The article further makes the profound statement that recycling may not be the answer. This statement arises many questions since in all of the previous articles examined, implementing a recycling program seemed to be the main answer to decreasing e-waste in the future. A message like this most likely leaves consumers, the government, and manufacturers in a state of confusion as to what the right approach is for overcoming e-waste.

It would be helpful for readers of this article if the author expanded on this idea rather than ending the article on this note. This shows either a lack of information on the topic, or perhaps that it was more of an opinion of the author due to their lack of support to back up the statement made.

Researching the future of e-waste has posed to be quite difficult, most likely because it is hard to predict the future of any environmental issue. However, the article from Pr-inside.com titled Global E-waste Crisis is Worsening, but the Tide Will Turn in 2015, Says Pike Research has seemed to be the most informative on clearly estimating what the future of e-waste will look like based on research.

Although a reader should be aware that any type of research with a prediction as its conclusion will most likely not be 100% accurate, it is a start to tackling e-waste’s future issues. The research conducted showed that “…the e-waste crisis will worsen over the next several years until 2015, when volume will peak at 73 million metric tons.  However, the firm forecasts that global volumes will decline in 2016 and beyond, as a number of key e-waste initiatives begin to turn the tide.”

That statement gives people a sense of hope even though things will have to get worse until they get better.
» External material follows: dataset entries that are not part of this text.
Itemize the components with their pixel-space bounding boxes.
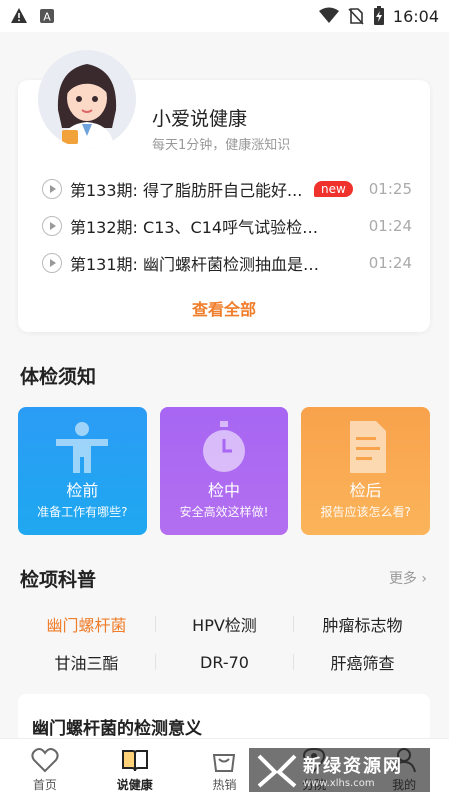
- episode-title: 第133期: 得了脂肪肝自己能好...: [70, 181, 303, 200]
- topic-item[interactable]: DR-70: [156, 644, 293, 680]
- topic-item[interactable]: HPV检测: [156, 606, 293, 642]
- tab-talk-health[interactable]: 说健康: [90, 739, 180, 800]
- play-icon[interactable]: [42, 179, 62, 199]
- play-icon[interactable]: [42, 253, 62, 273]
- bag-icon: [213, 753, 236, 772]
- tile-subtitle: 准备工作有哪些?: [37, 505, 128, 519]
- tile-title: 检中: [208, 481, 241, 500]
- tile-after-checkup[interactable]: 检后 报告应该怎么看?: [301, 407, 431, 535]
- topic-item[interactable]: 肿瘤标志物: [294, 606, 431, 642]
- new-badge: new: [314, 181, 353, 197]
- wifi-icon: [318, 7, 339, 23]
- podcast-subtitle: 每天1分钟，健康涨知识: [152, 138, 291, 153]
- status-time: 16:04: [392, 6, 439, 26]
- book-icon: [121, 749, 148, 771]
- tile-title: 检后: [349, 481, 382, 500]
- article-title: 幽门螺杆菌的检测意义: [32, 719, 202, 739]
- episode-item[interactable]: 第133期: 得了脂肪肝自己能好... new 01:25: [42, 174, 412, 204]
- watermark-title: 新绿资源网: [303, 755, 403, 777]
- episode-item[interactable]: 第132期: C13、C14呼气试验检查前... 01:24: [42, 211, 412, 241]
- tile-during-checkup[interactable]: 检中 安全高效这样做!: [159, 407, 289, 535]
- episode-item[interactable]: 第131期: 幽门螺杆菌检测抽血是阳性... 01:24: [42, 248, 412, 278]
- tile-subtitle: 安全高效这样做!: [179, 505, 269, 519]
- tile-title: 检前: [66, 481, 99, 500]
- episode-duration: 01:24: [368, 217, 412, 235]
- more-link[interactable]: 更多 ›: [389, 568, 427, 588]
- status-bar: A 16:04: [0, 0, 449, 32]
- episode-title: 第131期: 幽门螺杆菌检测抽血是阳性...: [70, 255, 332, 274]
- a-box-icon: A: [40, 9, 54, 24]
- science-title: 检项科普: [20, 569, 97, 591]
- heart-icon: [31, 747, 59, 772]
- tile-before-checkup[interactable]: 检前 准备工作有哪些?: [18, 407, 147, 535]
- watermark-logo: [257, 754, 297, 788]
- svg-text:A: A: [43, 11, 51, 24]
- topic-item[interactable]: 肝癌筛查: [294, 644, 431, 680]
- stopwatch-icon: [203, 421, 245, 472]
- more-label: 更多: [388, 571, 417, 587]
- podcast-card: 小爱说健康 每天1分钟，健康涨知识 第133期: 得了脂肪肝自己能好... ne…: [18, 50, 430, 332]
- tab-label: 首页: [32, 777, 57, 792]
- watermark: 新绿资源网 www.xlhs.com: [249, 748, 430, 792]
- episode-duration: 01:24: [368, 254, 412, 272]
- tab-label: 热销: [212, 777, 237, 792]
- warning-icon: [11, 8, 27, 23]
- watermark-url: www.xlhs.com: [303, 777, 375, 789]
- tile-subtitle: 报告应该怎么看?: [320, 505, 411, 519]
- checkup-guide-title: 体检须知: [20, 366, 97, 388]
- play-icon[interactable]: [42, 216, 62, 236]
- tab-home[interactable]: 首页: [0, 739, 90, 800]
- episode-title: 第132期: C13、C14呼气试验检查前...: [70, 218, 332, 237]
- battery-charging-icon: [373, 6, 384, 25]
- report-icon: [349, 421, 386, 473]
- checkup-tiles: 检前 准备工作有哪些? 检中 安全高效这样做! 检后 报告应该怎么看?: [18, 407, 431, 535]
- person-icon: [56, 422, 109, 473]
- host-avatar: [38, 50, 136, 148]
- topic-item[interactable]: 甘油三酯: [18, 644, 155, 680]
- topic-item[interactable]: 幽门螺杆菌: [18, 606, 155, 642]
- chevron-right-icon: ›: [421, 571, 427, 587]
- tab-label: 说健康: [116, 777, 153, 792]
- topic-grid: 幽门螺杆菌 HPV检测 肿瘤标志物 甘油三酯 DR-70 肝癌筛查: [18, 606, 430, 682]
- view-all-button[interactable]: 查看全部: [18, 296, 430, 320]
- no-sim-icon: [348, 8, 364, 25]
- episode-duration: 01:25: [368, 180, 412, 198]
- podcast-title: 小爱说健康: [152, 108, 248, 130]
Such a bold prediction also poses as a problem however.   This optimism that global volumes will decline in 2016 may lead readers to think that they do not need to change their ways if it will just get better seemingly on its own.

The article addresses this potential issue of people not needing to change by saying that the, “Key weapons in the war against e-waste include government regulation, electronics industry initiatives, and consumer awareness.” Making readers realize that actual action needs to take place if we want the prediction of a decline in 2016 to actually become a reality. It later discusses that that it is easy for consumers to neglect the issue due to holes in the electronic recycling supply chain, and by making consumers realize this the idea of a necessity for action and awareness becomes much clearer to readers who may believe it is not their responsibility to fix the issue.

Addressing a prediction of the future and how to achieve it makes it easier for people to take action better than an article that makes simple statements about how e-waste will harm the world and fails to give a timeline of what the future holds.

The future of e-waste is up for debate. However, when the media creates a visual timeline, presents actions that need to occur, and reveals what e-waste actually harms, readers are able to understand the issue more deeply and think about starting to make changes now so that the future can look brighter then predicted. The end result of doing this will hopefully keep the issue of e-waste in the current attention issue stage rather than allowing it to fall in to the post-problem stage.